CASTLE ROCK, Colo. — A 20-year-old Castle Rock man was sentenced to eight years in prison for driving while impaired by marijuana and killing a woman in a four-car crash.

Amanda Hill, 24, died in the June 2018 crash.

A judge sentenced Francisco Sanchez, 20, last week after he pleaded guilty to one count each of vehicular homicide, vehicular assault and driving while ability impaired (DWAI).

Numerous family and friends of Hill attended the sentencing, and several addressed the court.

Amanda Hill
Hill family

“We have to live the rest of our lives without our beautiful daughter. This senseless act will cause us pain and suffering for the rest of our lives,” said her father, Ed Hill. “Those who did wrong must take responsibility for their actions. The message must be sent to those who do drugs and drive. The choice was made and there are consequences.”

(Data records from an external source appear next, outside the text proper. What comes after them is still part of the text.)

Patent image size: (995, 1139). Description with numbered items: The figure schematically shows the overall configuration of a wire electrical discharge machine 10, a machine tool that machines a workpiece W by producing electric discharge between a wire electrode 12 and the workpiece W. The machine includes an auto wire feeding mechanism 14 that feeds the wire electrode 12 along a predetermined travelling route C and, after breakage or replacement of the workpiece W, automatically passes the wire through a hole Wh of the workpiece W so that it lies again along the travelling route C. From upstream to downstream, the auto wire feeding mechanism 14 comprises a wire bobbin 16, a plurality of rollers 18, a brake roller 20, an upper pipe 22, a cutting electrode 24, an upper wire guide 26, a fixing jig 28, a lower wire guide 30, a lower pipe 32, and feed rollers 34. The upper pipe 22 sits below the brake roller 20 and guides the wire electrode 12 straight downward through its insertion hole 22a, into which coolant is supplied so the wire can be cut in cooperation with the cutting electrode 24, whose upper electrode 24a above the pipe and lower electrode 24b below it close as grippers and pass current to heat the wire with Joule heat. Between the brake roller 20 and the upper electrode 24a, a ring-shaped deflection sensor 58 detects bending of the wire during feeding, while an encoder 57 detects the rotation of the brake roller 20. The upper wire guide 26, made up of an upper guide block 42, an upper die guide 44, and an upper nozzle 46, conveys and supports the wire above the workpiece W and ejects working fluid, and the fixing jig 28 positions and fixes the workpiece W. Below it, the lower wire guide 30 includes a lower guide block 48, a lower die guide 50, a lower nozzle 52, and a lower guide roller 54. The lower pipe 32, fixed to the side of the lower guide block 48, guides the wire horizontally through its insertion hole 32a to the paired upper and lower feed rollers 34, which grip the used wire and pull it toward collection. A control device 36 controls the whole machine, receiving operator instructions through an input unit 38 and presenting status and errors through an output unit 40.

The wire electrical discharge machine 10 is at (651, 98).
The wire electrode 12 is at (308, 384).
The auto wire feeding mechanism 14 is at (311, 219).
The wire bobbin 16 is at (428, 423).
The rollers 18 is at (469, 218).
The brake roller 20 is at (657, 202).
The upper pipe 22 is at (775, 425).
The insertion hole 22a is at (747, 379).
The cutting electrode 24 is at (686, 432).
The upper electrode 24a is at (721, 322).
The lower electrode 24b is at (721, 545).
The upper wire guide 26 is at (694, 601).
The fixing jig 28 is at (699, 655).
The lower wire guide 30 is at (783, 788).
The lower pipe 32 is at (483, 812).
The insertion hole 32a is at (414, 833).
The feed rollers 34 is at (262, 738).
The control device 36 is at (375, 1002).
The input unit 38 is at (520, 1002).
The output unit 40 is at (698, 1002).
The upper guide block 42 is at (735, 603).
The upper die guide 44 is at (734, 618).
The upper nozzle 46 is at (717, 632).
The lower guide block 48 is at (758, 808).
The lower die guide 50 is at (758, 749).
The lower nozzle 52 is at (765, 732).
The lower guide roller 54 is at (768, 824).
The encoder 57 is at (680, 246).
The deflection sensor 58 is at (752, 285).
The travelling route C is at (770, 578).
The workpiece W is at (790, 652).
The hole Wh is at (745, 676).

On June 5, 2018, Hill was driving her Toyota Rav4 south on Crowfoot Valley Road, just north of Castle Rock. Sanchez was headed north when he crossed a double yellow line and hit a Hyundai Santa Fe that was in the southbound lane. He then hit Amanda’s car head-on.

 The Hyundai that had been hit crashed into a Chevy Equinox.

Hill was airlifted to a hospital but died from her injuries. Her mother, Denise Hill, described living in a “black hole of grief.”

“The loss of our daughter was absolutely 100 percent preventable,” she said. “The defendant made reckless choices that fateful day. There must be consequences. We have to send a message.”

Even though Sanchez told investigators he had not been drinking or doing drugs, he tested positive for low levels of THC.

Francisco Alexi Sanchez
Francisco Alexi Sanchez
KUSA

Sanchez was sentenced to six years in the Department of Corrections on the vehicular homicide count; two years in prison on the vehicular assault count; and 180 days in jail on the DWAI. The time will be served consecutively.

The judge suspended the 180-day jail sentence and one year for each of the DOC sentences upon successful completion of specified community service, substance abuse treatment, participation in victim impact panels and monitored sobriety. The means he could serve six years instead of eight.